Les freins à l’accès aux droits sexuels et reproductifs sont par exemple encore nombreux (sociaux, politiques ou matériels) et les femmes doivent toujours se battre pour pouvoir choisir d’avoir un enfant ou pas, disposer librement de leurs corps, décider de leur vie sexuelle ou encore de leur identité de genre. Ce, sans craindre d’être persécutées ou poursuivies en justice, notamment les lesbiennes qui se trouvent doublement discriminées, par leur genre et leur orientation sexuelle. En Europe par exemple, on assiste à la montée des partis conservateurs, nationalistes, xénophobes et racistes qui, au nom de la laïcité et de la défense des droits des femmes, stigmatisent les populations immigrées, alors qu’en réalité leurs programmes représentent une menace rétrograde pour les femmes et leurs acquis sociaux.
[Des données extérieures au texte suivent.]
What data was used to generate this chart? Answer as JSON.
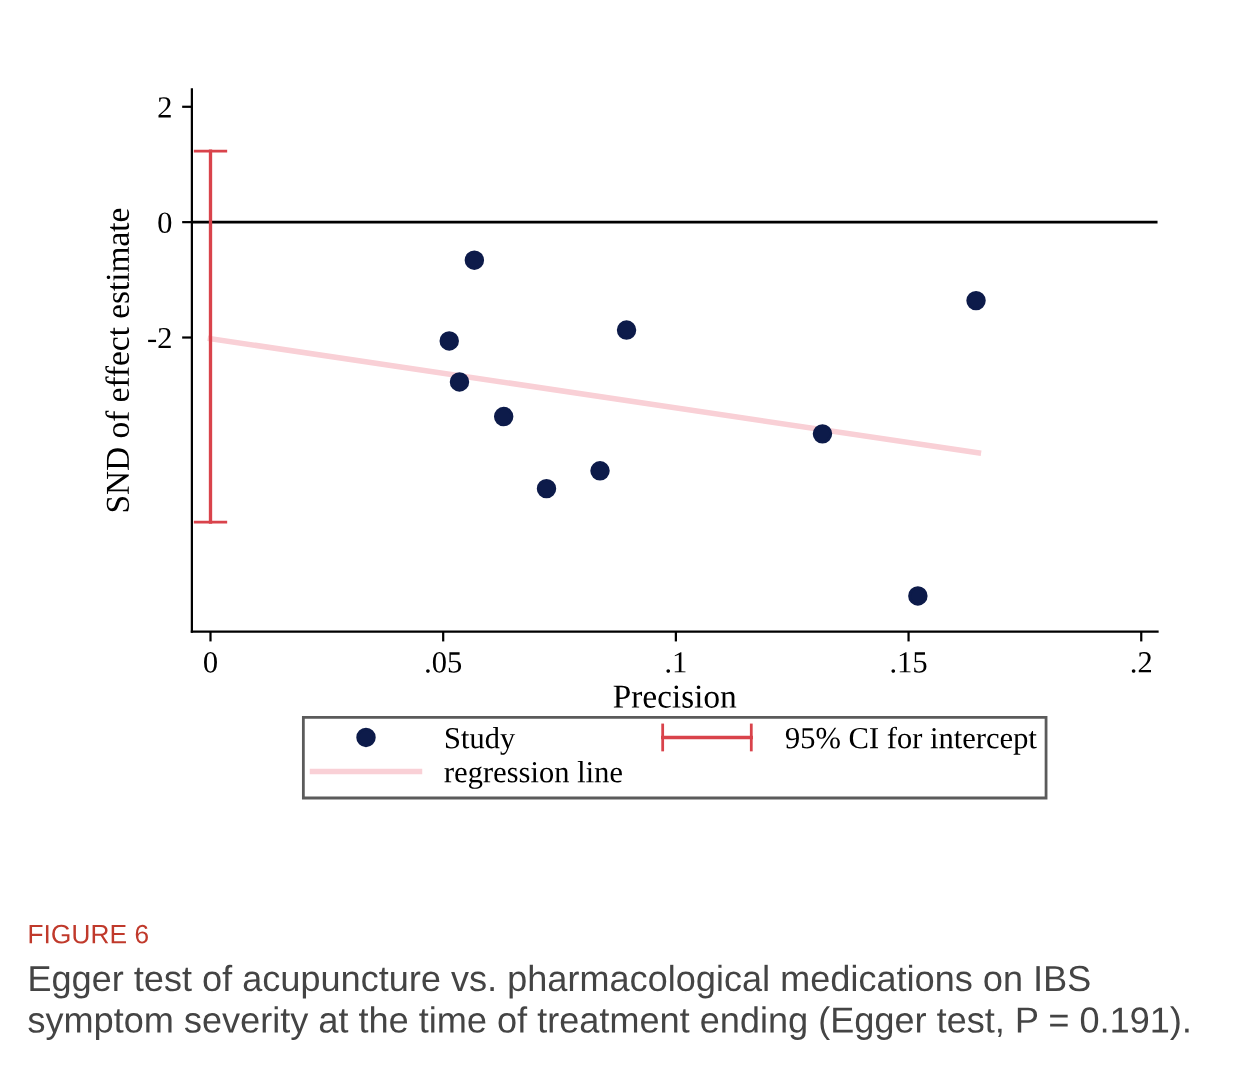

Par ailleurs, de nombreuses batailles restent encore à mener en ce qui concerne l’accès à l’éducation, au vote ou au salaire égal à celui des hommes pour un même poste. Bien que la pauvreté recule à l’échelle mondiale, les femmes restent avantage
touchées : sur 1,3 milliard de personnes vivant sous le seuil de l’extrême pauvreté, sept sur dix sont des femmes [1]. L’indépendance économique est loin d’être gagnée. Une vulnérabilité qui fait perdurer la dépendance et contre laquelle les mouvements féministes et LGBTI continuent de lutter de manière spécifique, parfois même à travers des espaces de réflexion non-mixtes, pour que la parole soit complètement libérée et que des solidarités puissent se construire, y compris avec celles et ceux qui ne sont pas eux-mêmes confrontés à l’oppression mais qui souhaitent la voir disparaître.
À l’heure où la convergence des luttes est plus que jamais d’actualité, ce numéro de la collection Passerelle a pour objectif de faire le point sur les contributions des mouvements féministes à la construction de sociétés plus justes.
[1] Atlas mondial des femmes - Les paradoxes de l’émancipation. Éditions Autrement, Paris, 2015.